Altered heterochromatin binding by a hybrid sterility protein in Drosophila sibling species

Abstract

Hybrid sterility of the heterogametic sex is one of the first postzygotic reproductive barriers to evolve during speciation, yet the molecular basis of hybrid sterility is poorly understood. We show that the hybrid male sterility gene Odysseus-site homeobox (OdsH) encodes a protein that localizes to evolutionarily dynamic loci within heterochromatin and leads to their decondensation. In Drosophila mauritiana x Drosophila simulans male hybrids, OdsH from D. mauritiana (OdsHmau) acts as a sterilizing factor by associating with the heterochromatic Y chromosome of D. simulans, whereas D. simulans OdsH (OdsHsim) does not. Characterization of sterile hybrid testes revealed that OdsH abundance and localization in the premeiotic phases of spermatogenesis differ between species. These results reveal that rapid heterochromatin evolution affects the onset of hybrid sterility.

Fig. 1. OdsH proteins differ in their localization to D. simulans heterochromatin

We use D1 staining as (Fig. S1). (A) FLAG-OdsHsim or Venus-OdsHmau epitope-tagged proteins were expressed in transiently transfected D. simulans cultured cells (B–D) or in transgenic D. simulans larval neuroblasts (E–H) under the control of a heat-shock promoter. (B,C) D1 staining (red) is a cytological landmark for localization of OdsHsim (B) and OdsHmau (C) proteins (both shown in green) to D. simulans heterochromatin. DNA staining by DAPI shown in blue in merge. (D) Co-expression of OdsHsim (red) and OdsHmau (green). (E) OdsHsim (red) localizes to the X chromosome and adjacent to D1 staining (green) on the 4th chromosome but not to the Y chromosome. (F) OdsHmau (red) localization has additional localization to the Y chromosome. (G) Co-expression of OdsHsim (green) and OdsHmau (red) on male mitotic chromosomes versus (H) female mitotic chromosomes. Arrows in E–G highlight Y chromosomes. (I) GFP-Unc-4 (red) staining in interphase larval neuroblast cells of D. simulans is diffuse and does not overlap specifically with D1 (green). Scale bars represent 2 µm.
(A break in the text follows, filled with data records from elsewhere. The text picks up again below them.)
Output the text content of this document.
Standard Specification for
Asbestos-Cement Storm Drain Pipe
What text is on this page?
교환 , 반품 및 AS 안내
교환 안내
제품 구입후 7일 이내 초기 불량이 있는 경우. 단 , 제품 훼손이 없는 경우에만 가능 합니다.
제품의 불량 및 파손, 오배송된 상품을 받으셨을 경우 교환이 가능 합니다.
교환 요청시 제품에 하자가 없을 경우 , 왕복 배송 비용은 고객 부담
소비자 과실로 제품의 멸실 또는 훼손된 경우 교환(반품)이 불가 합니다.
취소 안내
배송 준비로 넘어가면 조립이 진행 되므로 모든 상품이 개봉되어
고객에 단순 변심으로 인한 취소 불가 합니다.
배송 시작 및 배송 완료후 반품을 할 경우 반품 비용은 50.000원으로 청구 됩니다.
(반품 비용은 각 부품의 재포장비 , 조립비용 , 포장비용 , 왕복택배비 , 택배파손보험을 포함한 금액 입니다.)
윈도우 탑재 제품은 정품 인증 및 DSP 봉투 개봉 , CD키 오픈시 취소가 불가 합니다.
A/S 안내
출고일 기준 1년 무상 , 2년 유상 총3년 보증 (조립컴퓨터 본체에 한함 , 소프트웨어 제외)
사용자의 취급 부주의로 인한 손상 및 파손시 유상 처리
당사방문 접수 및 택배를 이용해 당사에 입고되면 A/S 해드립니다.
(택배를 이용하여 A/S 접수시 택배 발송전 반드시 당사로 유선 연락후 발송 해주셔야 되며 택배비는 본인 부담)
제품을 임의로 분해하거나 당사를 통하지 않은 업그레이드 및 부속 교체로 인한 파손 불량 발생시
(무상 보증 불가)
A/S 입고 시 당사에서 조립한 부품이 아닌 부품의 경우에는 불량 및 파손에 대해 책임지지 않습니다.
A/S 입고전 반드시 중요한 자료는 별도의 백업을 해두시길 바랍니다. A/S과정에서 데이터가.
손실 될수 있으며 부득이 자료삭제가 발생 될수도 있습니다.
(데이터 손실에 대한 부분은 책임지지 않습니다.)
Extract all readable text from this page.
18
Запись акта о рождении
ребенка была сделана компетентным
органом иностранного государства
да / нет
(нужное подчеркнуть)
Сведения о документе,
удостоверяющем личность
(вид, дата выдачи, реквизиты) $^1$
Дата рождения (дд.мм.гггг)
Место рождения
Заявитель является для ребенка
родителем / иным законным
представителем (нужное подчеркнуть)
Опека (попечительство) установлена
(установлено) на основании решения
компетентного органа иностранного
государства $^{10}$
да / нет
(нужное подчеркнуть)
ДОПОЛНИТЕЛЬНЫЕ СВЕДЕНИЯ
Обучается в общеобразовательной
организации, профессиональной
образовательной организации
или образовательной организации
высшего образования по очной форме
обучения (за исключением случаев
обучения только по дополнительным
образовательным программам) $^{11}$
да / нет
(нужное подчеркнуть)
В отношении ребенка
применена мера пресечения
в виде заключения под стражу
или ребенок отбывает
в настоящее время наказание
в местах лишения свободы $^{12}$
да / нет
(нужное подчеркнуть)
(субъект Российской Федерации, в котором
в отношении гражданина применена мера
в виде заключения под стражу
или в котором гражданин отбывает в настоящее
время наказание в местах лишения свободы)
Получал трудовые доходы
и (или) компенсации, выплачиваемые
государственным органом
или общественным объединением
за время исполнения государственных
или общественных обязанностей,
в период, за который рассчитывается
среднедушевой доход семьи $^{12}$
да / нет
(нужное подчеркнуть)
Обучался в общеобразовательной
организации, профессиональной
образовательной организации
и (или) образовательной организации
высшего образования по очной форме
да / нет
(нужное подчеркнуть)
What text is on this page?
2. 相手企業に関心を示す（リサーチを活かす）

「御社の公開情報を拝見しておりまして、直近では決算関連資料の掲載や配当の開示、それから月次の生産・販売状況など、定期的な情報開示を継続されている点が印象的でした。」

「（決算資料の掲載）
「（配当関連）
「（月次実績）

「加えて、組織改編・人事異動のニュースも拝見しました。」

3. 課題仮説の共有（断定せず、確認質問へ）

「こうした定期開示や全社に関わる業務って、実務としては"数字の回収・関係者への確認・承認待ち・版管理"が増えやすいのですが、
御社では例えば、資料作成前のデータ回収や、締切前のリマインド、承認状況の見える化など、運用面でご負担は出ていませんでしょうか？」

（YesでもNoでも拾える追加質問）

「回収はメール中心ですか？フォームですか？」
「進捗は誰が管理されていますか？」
Fig. 2. OdsH-binding sites are evolutionary labile in sibling species

(A) A schematic phylogeny of the recently diverged D. simulans, D. sechellia and D. mauritiana species. (B) Summary of localization studies (C–F) highlighting the differences in genomic localization of OdsHsim and OdsHmau to the Y and 4^th chromosomes. (C) Localization of FLAG-OdsHsim fusion protein on neuroblast mitotic chromosomes from D. mauritiana/D. simulans and (D) D. sechellia/D. simulans hybrid larvae (Fig. S2). (E) Localization of Venus-OdsHmau fusion protein on neuroblast mitotic chromosomes from D. mauritiana/D. simulans and (F) D. sechellia/D. simulans hybrid larvae. In all cases OdsH staining is red and D1 staining green. Only relevant X, Y, and 4th chromosomes are shown.

Fig. 3. Endogenous OdsH localization to G2 spermatocyte nuclei

(A) Whole-mount immunohistochemistry with an OdsH antibody on adult male testes from D. simulans wildtype, (B) D. simulans fertile introgression, (C) D. simulans sterile introgression, and (D) D. mauritiana. Scale bars represent 50 µm. An 8X zoom on the regions identified by the red dashed boxes is shown in the insets along with arrows pointing to OdsH protein. (E) OdsH protein expression was significantly expanded in the sterile line, measured by the length of detectable protein expression within the testes (p < 0.001). (F) Western blot from D. simulans wildtype, fertile introgression, and sterile introgression testes immunoblotted for OdsH (top panel) and β-tubulin control (bottom panel). (G) OdsH (red) detected by immunofluorescence in G2 primary spermatocyte nuclei from the adult testes of D. simulans wildtype and (H) D. simulans sterile introgression. DNA staining in blue. Scale bars represent 5 µm.